Non v’è dubbio, infatti, che l’anno 802701, quello della immobile opposizione fra Eloi e Morlocks, non è esso stesso il vero futuro in tutta la sua possibile degradazione, ma appena un punto intermedio, una tappa fra esso e il presente, anzi è l'estremo ma ancora, sia pure aberrantemente, umano stadio di questa civiltà e di questa storia. Proprio per questo, diversamente dal silenzioso futuro di ghiacci e cupa tenebra, è ancora passibile di modificazione, aperto all’intervento: il viaggio e il racconto di esso, sono serviti a questo.
Coerentemente alla sua difesa di una letteratura militante e pedagogica e al suo altrettanto netto rigetto di un’arte «che non discute, che non dimostra, che non scopre», (come egli disse nella famosa polemica con Henry James), Wells vuole persuadere a qualcosa, lanciare un monito, individuare un interlocutore e un destinatario del racconto.

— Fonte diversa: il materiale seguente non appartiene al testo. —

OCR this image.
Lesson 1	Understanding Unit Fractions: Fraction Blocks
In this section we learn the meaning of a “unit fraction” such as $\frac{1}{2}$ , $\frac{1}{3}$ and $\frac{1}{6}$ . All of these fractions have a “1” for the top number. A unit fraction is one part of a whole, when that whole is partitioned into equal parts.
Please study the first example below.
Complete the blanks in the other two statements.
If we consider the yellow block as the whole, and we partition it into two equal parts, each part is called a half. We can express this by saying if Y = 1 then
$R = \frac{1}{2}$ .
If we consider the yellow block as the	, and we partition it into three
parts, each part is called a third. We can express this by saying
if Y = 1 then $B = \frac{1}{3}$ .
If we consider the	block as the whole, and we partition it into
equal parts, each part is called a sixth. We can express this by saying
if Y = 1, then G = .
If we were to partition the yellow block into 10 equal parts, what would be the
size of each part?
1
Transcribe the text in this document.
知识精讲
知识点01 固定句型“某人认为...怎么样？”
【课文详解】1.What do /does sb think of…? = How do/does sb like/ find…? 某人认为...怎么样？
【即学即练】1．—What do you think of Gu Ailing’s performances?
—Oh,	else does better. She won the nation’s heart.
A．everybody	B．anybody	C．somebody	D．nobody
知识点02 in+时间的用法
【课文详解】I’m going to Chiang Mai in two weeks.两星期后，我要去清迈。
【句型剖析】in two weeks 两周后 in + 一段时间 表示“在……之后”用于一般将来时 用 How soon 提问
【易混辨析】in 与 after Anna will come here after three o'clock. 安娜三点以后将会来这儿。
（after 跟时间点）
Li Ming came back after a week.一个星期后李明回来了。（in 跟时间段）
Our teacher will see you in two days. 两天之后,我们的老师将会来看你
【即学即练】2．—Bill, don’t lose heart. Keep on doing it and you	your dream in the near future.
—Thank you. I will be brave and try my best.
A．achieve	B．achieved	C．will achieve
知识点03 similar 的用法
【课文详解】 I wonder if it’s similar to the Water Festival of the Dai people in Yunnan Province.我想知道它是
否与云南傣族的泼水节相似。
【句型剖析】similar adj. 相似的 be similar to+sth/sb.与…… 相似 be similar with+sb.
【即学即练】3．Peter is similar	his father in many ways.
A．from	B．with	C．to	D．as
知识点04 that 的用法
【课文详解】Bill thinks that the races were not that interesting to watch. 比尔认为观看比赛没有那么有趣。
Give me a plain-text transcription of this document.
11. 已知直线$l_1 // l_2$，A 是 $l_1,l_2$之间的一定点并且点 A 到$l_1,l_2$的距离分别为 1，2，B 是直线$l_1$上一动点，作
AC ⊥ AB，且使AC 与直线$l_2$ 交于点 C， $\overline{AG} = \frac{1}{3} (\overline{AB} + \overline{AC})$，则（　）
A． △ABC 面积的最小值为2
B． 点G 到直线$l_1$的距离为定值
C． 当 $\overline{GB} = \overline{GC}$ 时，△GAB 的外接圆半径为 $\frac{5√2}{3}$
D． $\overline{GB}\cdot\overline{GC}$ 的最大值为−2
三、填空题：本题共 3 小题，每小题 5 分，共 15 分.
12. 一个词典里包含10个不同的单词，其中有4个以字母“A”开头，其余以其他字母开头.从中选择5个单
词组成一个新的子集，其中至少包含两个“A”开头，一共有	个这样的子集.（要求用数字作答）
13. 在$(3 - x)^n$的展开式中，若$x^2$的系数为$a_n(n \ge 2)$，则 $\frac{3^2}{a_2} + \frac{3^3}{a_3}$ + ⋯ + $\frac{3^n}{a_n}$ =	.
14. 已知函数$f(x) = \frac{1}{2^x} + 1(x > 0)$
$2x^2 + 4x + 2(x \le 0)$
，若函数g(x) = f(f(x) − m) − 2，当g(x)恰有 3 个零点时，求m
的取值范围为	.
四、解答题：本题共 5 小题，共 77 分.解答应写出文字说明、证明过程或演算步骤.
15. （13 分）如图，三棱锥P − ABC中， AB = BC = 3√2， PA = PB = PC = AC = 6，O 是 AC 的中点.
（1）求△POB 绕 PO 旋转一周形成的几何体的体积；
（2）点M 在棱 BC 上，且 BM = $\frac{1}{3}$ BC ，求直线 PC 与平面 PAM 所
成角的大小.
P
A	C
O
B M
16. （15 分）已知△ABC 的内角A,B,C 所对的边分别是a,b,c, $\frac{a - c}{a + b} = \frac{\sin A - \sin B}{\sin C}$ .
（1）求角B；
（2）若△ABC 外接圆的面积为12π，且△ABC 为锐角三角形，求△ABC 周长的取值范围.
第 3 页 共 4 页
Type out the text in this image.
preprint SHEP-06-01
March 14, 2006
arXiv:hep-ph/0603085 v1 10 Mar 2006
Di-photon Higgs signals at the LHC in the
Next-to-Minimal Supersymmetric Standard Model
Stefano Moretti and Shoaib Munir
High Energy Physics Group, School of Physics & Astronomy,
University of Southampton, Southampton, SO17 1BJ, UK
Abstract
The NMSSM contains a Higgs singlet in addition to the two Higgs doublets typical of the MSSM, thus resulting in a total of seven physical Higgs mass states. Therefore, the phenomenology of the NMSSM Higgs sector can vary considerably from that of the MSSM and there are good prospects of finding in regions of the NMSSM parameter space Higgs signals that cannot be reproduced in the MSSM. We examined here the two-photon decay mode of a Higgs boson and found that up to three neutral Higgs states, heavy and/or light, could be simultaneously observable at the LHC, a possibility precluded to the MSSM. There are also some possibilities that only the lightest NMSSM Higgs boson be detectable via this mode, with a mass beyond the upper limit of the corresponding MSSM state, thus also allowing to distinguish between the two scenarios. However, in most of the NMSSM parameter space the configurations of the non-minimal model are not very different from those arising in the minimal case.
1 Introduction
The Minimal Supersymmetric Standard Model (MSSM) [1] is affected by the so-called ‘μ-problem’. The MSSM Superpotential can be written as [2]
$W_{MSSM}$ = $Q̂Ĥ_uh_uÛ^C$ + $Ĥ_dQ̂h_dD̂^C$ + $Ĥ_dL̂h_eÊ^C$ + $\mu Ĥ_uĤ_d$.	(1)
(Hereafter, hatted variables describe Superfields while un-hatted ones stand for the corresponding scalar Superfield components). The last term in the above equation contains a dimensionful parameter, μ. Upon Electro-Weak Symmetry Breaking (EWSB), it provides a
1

Il monito, non v’è dubbio, è tutto nell'invito a evitare la degradante paralisi sociale a cui può portare un ottundente benessere e un indiscriminato, fiducioso progresso scientifico. Mutuando dal biologo Thomas Huxley una lettura pessimistica del darwinismo, Wells se ne serviva per sottolineare drammaticamente come lo spegnersi d’ogni conflitto di classe, ad ogni livello, fosse non solo impossibile, ma addirittura da non augurarsi. Con esso si spegne la vita, degrada animalescamente la umanità, si polarizza astoricamente la lotta di classe. Il monito è rivolto alla borghesia e, per essa, soprattutto ai suoi intellettuali e la sostanza del «messaggio» è squisitamente politica: recuperare la propria funzione «illuminata» di guida della società, ridarsi una acuta e avanzata coscienza di sé come classe, riscoprire il primato del politico sull’economico, della coscienza, delle idee, dei valori, sul benessere materiale al fine proprio di evitare il destino suicida degli Eloi. Nella Macchina del tempo è già anticipata la posizione che l’intellettuale Wells, pacifista e socialisteggiante, strenuo difensore di una lega internazionale delle Nazioni, assumerà in seguito, durante e dopo la prima guerra mondiale, quando, scettico verso le masse e la loro capacità di autogovernarsi, caldeggerà un governo di «samurai», ovvero di una élite di intellettuali, tecnocrati, managers.